How to Copy Content from Microsoft Word into Plone
This How-to applies to: Any version.
Many of us use Word (or similar word processing programs like Open Office, or Text Edit) to create, share, and collaborate on content creation. Word is a great tool to for intra-office use and it works well in conjunction with PowerPoint, Excel, and other Microsoft Office programs. However, Word was never intended to be used to generate web pages or to be used in conjunction with a Content Management System such as Plone.
Copying from Word brings tag attributes, stylesheet information, and invalid HTML into Plone. You cannot see this information unless you switch to the edit HTML mode in the visual editor.
This isn't Plone's or the Internet's fault - Word documents contain formatting information that was designed to be understood by other Microsoft Office programs, not web browsers. Still, it is very common that the bulk of the content an organization wants to post online is coming from Word documents.
Hence the frequently asked question: Can I copy and paste my page content from Word directly into Plone?
The short answer is no. The longer answer is, yes but you need to prepare the content first. You must get rid of the Word-centric formatting first by using either Notepad or Text Edit for Mac users.
Notepad
The best method is to simply copy content from Word and paste it into Notepad. From there, copy the content out of Notepad and paste it into Plone. This removes all the extra formatting that comes from copying out of Word. You will lose formatting such as bold, italics, font sizes, and so on, but you can use the toolbar in Plone's visual editor to recreate it. This method is the "cleanest" way to move content from Word into Plone.
Mac users can use Text Edit to accomplish the same thing. Be sure that Text Edit is in "plain text" mode.

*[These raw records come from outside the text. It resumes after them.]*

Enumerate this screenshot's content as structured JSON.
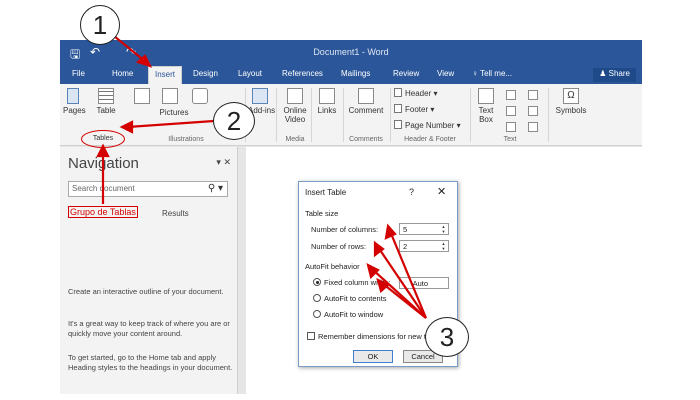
{
  "window": {
    "title": "Document1 - Word",
    "qat": {
      "save": "🖫",
      "undo": "↶",
      "redo": "↷"
    }
  },
  "tabs": [
    "File",
    "Home",
    "Insert",
    "Design",
    "Layout",
    "References",
    "Mailings",
    "Review",
    "View"
  ],
  "tellme": "Tell me...",
  "share": "Share",
  "ribbon": {
    "pages": "Pages",
    "table": "Table",
    "pictures": "Pictures",
    "pictures_partial": "Pictures",
    "add_ins": "Add-ins",
    "online_video": [
      "Online",
      "Video"
    ],
    "links": "Links",
    "comment": "Comment",
    "header": "Header",
    "footer": "Footer",
    "page_number": "Page Number",
    "text_box": [
      "Text",
      "Box"
    ],
    "symbols": "Symbols",
    "groups": {
      "tables": "Tables",
      "illustrations": "Illustrations",
      "media": "Media",
      "comments": "Comments",
      "header_footer": "Header & Footer",
      "text": "Text"
    }
  },
  "nav": {
    "title": "Navigation",
    "search_placeholder": "Search document",
    "grupo_label": "Grupo de Tablas",
    "results_tab": "Results",
    "p1": "Create an interactive outline of your document.",
    "p2": "It's a great way to keep track of where you are or quickly move your content around.",
    "p3": "To get started, go to the Home tab and apply Heading styles to the headings in your document."
  },
  "dialog": {
    "title": "Insert Table",
    "help": "?",
    "close": "✕",
    "table_size": "Table size",
    "columns_label": "Number of columns:",
    "columns_value": "5",
    "rows_label": "Number of rows:",
    "rows_value": "2",
    "autofit_behavior": "AutoFit behavior",
    "fixed_label": "Fixed column width:",
    "fixed_value": "Auto",
    "autofit_contents": "AutoFit to contents",
    "autofit_window": "AutoFit to window",
    "remember": "Remember dimensions for new tables",
    "ok": "OK",
    "cancel": "Cancel"
  },
  "annotations": {
    "step1": "1",
    "step2": "2",
    "step3": "3",
    "arrow_color": "#d40000"
  }
}
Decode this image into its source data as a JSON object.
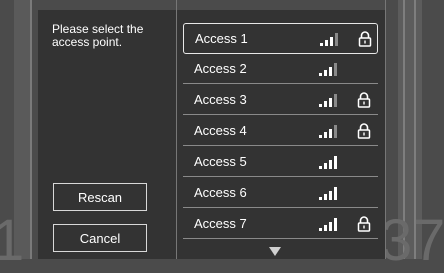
{
  "prompt": "Please select the access point.",
  "buttons": {
    "rescan": "Rescan",
    "cancel": "Cancel"
  },
  "access_points": [
    {
      "name": "Access 1",
      "signal_bars": 3,
      "locked": true,
      "selected": true
    },
    {
      "name": "Access 2",
      "signal_bars": 3,
      "locked": false,
      "selected": false
    },
    {
      "name": "Access 3",
      "signal_bars": 3,
      "locked": true,
      "selected": false
    },
    {
      "name": "Access 4",
      "signal_bars": 3,
      "locked": true,
      "selected": false
    },
    {
      "name": "Access 5",
      "signal_bars": 4,
      "locked": false,
      "selected": false
    },
    {
      "name": "Access 6",
      "signal_bars": 4,
      "locked": false,
      "selected": false
    },
    {
      "name": "Access 7",
      "signal_bars": 4,
      "locked": true,
      "selected": false
    }
  ],
  "background_digits": [
    "1",
    "3",
    "7"
  ],
  "icons": {
    "lock": "lock-icon",
    "signal": "wifi-signal-icon",
    "scroll_down": "scroll-down-arrow-icon"
  },
  "colors": {
    "background": "#4b4b4b",
    "panel": "#333333",
    "text": "#ffffff"
  }
}
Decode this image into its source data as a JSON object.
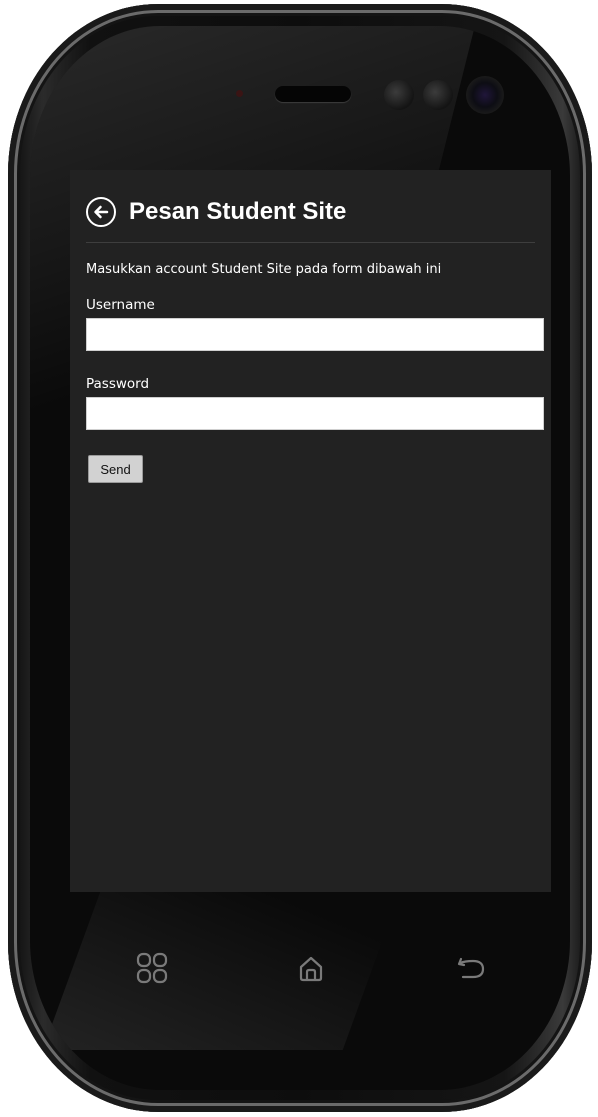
{
  "app": {
    "title": "Pesan Student Site"
  },
  "form": {
    "instruction": "Masukkan account Student Site pada form dibawah ini",
    "username_label": "Username",
    "username_value": "",
    "password_label": "Password",
    "password_value": "",
    "send_label": "Send"
  },
  "icons": {
    "back": "arrow-left-circle-icon",
    "menu": "grid-menu-icon",
    "home": "home-icon",
    "return": "return-arrow-icon"
  },
  "colors": {
    "screen_bg": "#222222",
    "text": "#ffffff",
    "field_bg": "#ffffff",
    "button_bg": "#d2d2d2"
  }
}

Examples of Word Formatting
Below is an example of what problematic Word formatting looks like. If you happen to see this kind of formatting information either rendered on a page, or in the HTML view of your Plone page, you (or someone you know) probably copied the content from Word without going through Notepad first.
<w:LatentStyles DefLockedState="false" LatentStyleCount="156">
</w:LatentStyles>
</xml><![endif]--><!--[if gte mso 10]>
<style>
/* Style Definitions */
table.MsoNormalTable
{mso-style-name:"Table Normal";
mso-tstyle-rowband-size:0;
mso-tstyle-colband-size:0;
mso-style-noshow:yes;
mso-style-parent:"";
mso-padding-alt:0in 5.4pt 0in 5.4pt;
mso-para-margin:0in;
mso-para-margin-bottom:.0001pt;
mso-pagination:widow-orphan;
}
</style>
<![endif]--><!--[if gte mso 9]><xml>
<o:shapedefaults v:ext="edit" spidmax="1026" />
</xml><![endif]--><!--[if gte mso 9]><xml>
<o:shapelayout v:ext="edit">
<o:idmap v:ext="edit" data="1" />
</o:shapelayout></xml><![endif]-->
This kind of inline style information will conflict with the stylesheet information in Plone. In short, you may observe strange behavior on your pages.
In order to get rid of it, you will have to edit the HTML of the page (via the HTML icon in the visual editor), or simply delete the page and start over!